Memory resource allocation is a balancing act between two competing forces. The first force wants you to give your job as much memory as possible, because if it runs out of memory, it dies. The second force wants you to give your job as little memory as possible, because that makes it easier to schedule on a node with other jobs using memory. What you want to do is balance these forces so that your job has just as much memory as it needs, but no more.

Here is how you can achieve this balance:

  1. Run your job with a lot of memory.
  2. See how much memory was used.
  3. Run the rest of your jobs with just a little more memory than you found in Step 2.

Below we will go through these steps.

Run with a lot of memory.

Start by running some of your jobs with a lot of memory. What is “a lot of memory,” you ask? The documentation for the software package you are running might have some good suggestions for how much memory to run your jobs with. But, in the absence of that, try running a job with 32GB of memory (per core: if you have multiple CPUs, then multiply that number by 32GB to get your memory size). If your jobs dies from insufficient memory, then double that memory allotment; continue doubling the memory until the job runs.

If you can, try running a few jobs on different input datasets to account for any memory usage variability which comes from the inputs.

See how much memory was used.

Use the seff tool to see how much of the memory allotted to your job was used by your software. When you run this command with a job ID, it will show you the job resource statistics from that job:

seff [your-job-number]

Job ID: [your-job-number]
Cluster: scg
User/Group: bettingr/upg_bettingr
State: COMPLETED (exit code 0)
Nodes: 1
CPU Utilized: 08:04:12
CPU Efficiency: 98.22% of 08:13:00 core-walltime
Memory Utilized: 14.44 GB (estimated maximum)
Memory Efficiency: 45.13% of 32.00 GB (1.00 GB/core)

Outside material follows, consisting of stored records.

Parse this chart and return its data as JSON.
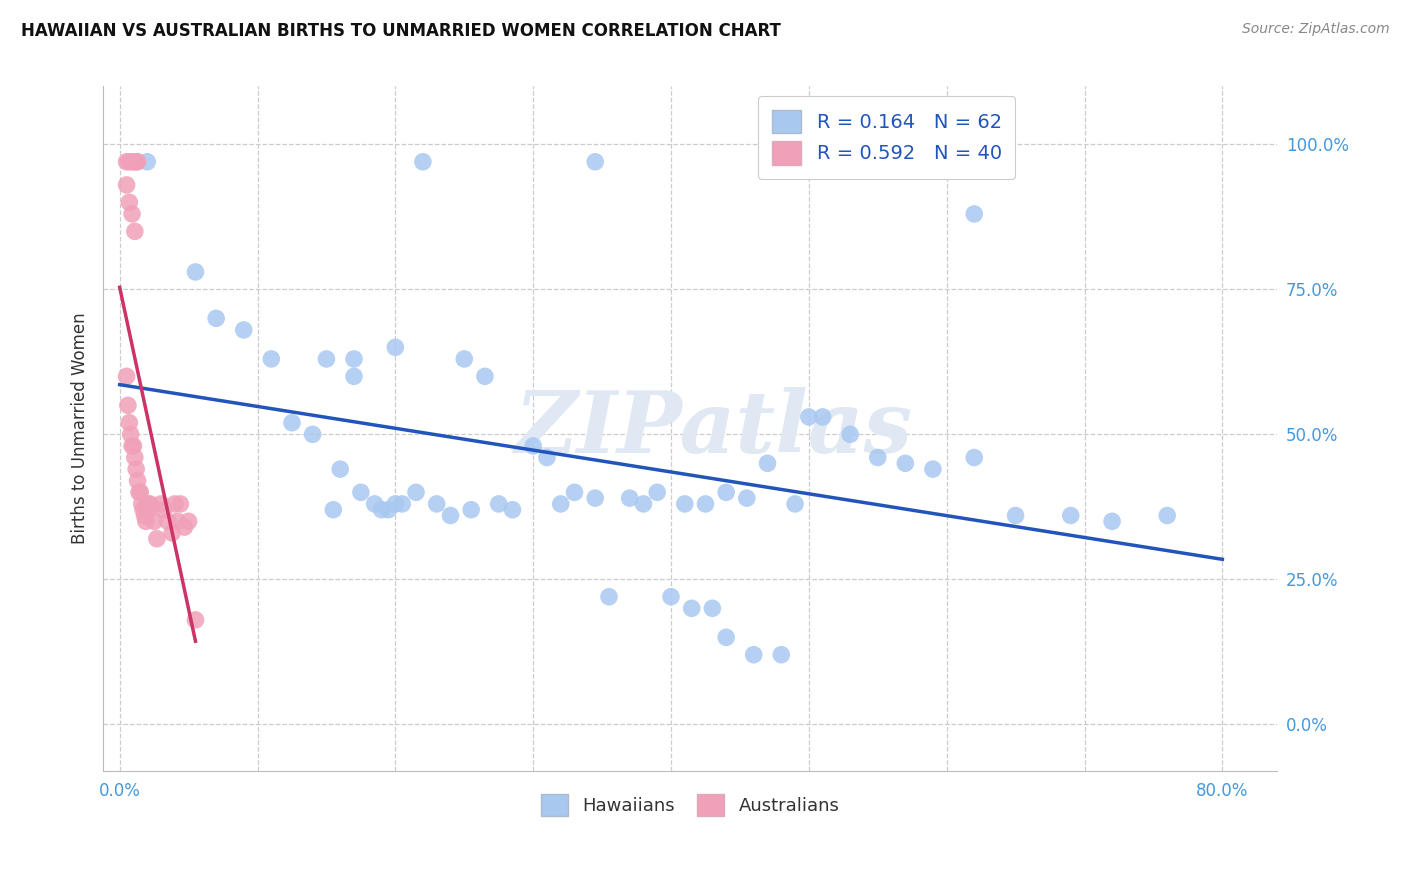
{
  "title": "HAWAIIAN VS AUSTRALIAN BIRTHS TO UNMARRIED WOMEN CORRELATION CHART",
  "source": "Source: ZipAtlas.com",
  "ylabel": "Births to Unmarried Women",
  "ytick_labels": [
    "0.0%",
    "25.0%",
    "50.0%",
    "75.0%",
    "100.0%"
  ],
  "ytick_vals": [
    0.0,
    0.25,
    0.5,
    0.75,
    1.0
  ],
  "xtick_labels": [
    "0.0%",
    "80.0%"
  ],
  "xtick_vals": [
    0.0,
    0.8
  ],
  "legend_blue_r": "R = 0.164",
  "legend_blue_n": "N = 62",
  "legend_pink_r": "R = 0.592",
  "legend_pink_n": "N = 40",
  "blue_scatter_color": "#a8c8f0",
  "pink_scatter_color": "#f0a0b8",
  "blue_line_color": "#2255bb",
  "pink_line_color": "#cc3366",
  "watermark_text": "ZIPatlas",
  "watermark_color": "#e0e8f4",
  "grid_color": "#cccccc",
  "title_color": "#111111",
  "source_color": "#888888",
  "ylabel_color": "#333333",
  "tick_color": "#4499dd",
  "bottom_legend_label_color": "#333333",
  "legend_text_color": "#2255bb",
  "xlim": [
    -0.012,
    0.84
  ],
  "ylim": [
    -0.08,
    1.1
  ],
  "haw_x": [
    0.02,
    0.22,
    0.345,
    0.5,
    0.62,
    0.15,
    0.17,
    0.17,
    0.2,
    0.25,
    0.265,
    0.3,
    0.31,
    0.33,
    0.345,
    0.37,
    0.39,
    0.41,
    0.425,
    0.44,
    0.455,
    0.47,
    0.49,
    0.51,
    0.53,
    0.55,
    0.57,
    0.59,
    0.62,
    0.65,
    0.69,
    0.72,
    0.76,
    0.055,
    0.07,
    0.09,
    0.11,
    0.125,
    0.14,
    0.155,
    0.16,
    0.175,
    0.185,
    0.19,
    0.195,
    0.2,
    0.205,
    0.215,
    0.23,
    0.24,
    0.255,
    0.275,
    0.285,
    0.32,
    0.355,
    0.38,
    0.4,
    0.415,
    0.43,
    0.44,
    0.46,
    0.48
  ],
  "haw_y": [
    0.97,
    0.97,
    0.97,
    0.53,
    0.88,
    0.63,
    0.63,
    0.6,
    0.65,
    0.63,
    0.6,
    0.48,
    0.46,
    0.4,
    0.39,
    0.39,
    0.4,
    0.38,
    0.38,
    0.4,
    0.39,
    0.45,
    0.38,
    0.53,
    0.5,
    0.46,
    0.45,
    0.44,
    0.46,
    0.36,
    0.36,
    0.35,
    0.36,
    0.78,
    0.7,
    0.68,
    0.63,
    0.52,
    0.5,
    0.37,
    0.44,
    0.4,
    0.38,
    0.37,
    0.37,
    0.38,
    0.38,
    0.4,
    0.38,
    0.36,
    0.37,
    0.38,
    0.37,
    0.38,
    0.22,
    0.38,
    0.22,
    0.2,
    0.2,
    0.15,
    0.12,
    0.12
  ],
  "aus_x": [
    0.005,
    0.007,
    0.009,
    0.011,
    0.012,
    0.013,
    0.005,
    0.007,
    0.009,
    0.011,
    0.005,
    0.006,
    0.007,
    0.008,
    0.009,
    0.01,
    0.011,
    0.012,
    0.013,
    0.014,
    0.015,
    0.016,
    0.017,
    0.018,
    0.019,
    0.02,
    0.021,
    0.022,
    0.025,
    0.027,
    0.03,
    0.032,
    0.035,
    0.038,
    0.04,
    0.042,
    0.044,
    0.047,
    0.05,
    0.055
  ],
  "aus_y": [
    0.97,
    0.97,
    0.97,
    0.97,
    0.97,
    0.97,
    0.93,
    0.9,
    0.88,
    0.85,
    0.6,
    0.55,
    0.52,
    0.5,
    0.48,
    0.48,
    0.46,
    0.44,
    0.42,
    0.4,
    0.4,
    0.38,
    0.37,
    0.36,
    0.35,
    0.38,
    0.37,
    0.38,
    0.35,
    0.32,
    0.38,
    0.37,
    0.35,
    0.33,
    0.38,
    0.35,
    0.38,
    0.34,
    0.35,
    0.18
  ]
}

Look for the Memory Utilized and Memory Efficiency lines in the output. The first of these will tell you now much memory was used, and the second will tell you what percentage of what you gave it was used by your program. A good metric for the Memory Efficiency is to use about 85-95% of the memory given.

Run future jobs with a little more memory than was used.

Use the figures from the job runs from the step above to come up with a memory size figure for your future jobs. If you have run multiple jobs in this calibration experiment, use the largest of them for your amount. Once you have come up with a figure, give it about a 5-10% pad in case a future run dares to take more.

If the example above was from your job, you would see that the program used less than half of the 32GB allotment of data that it was given. Future runs could probably be done successfully with only 16GB of memory.

Once you have chosen a memory allotment and have started running the bulk of your jobs, you can continue to check the Memory Efficiency of some of them to see if their memory usages are running as expected.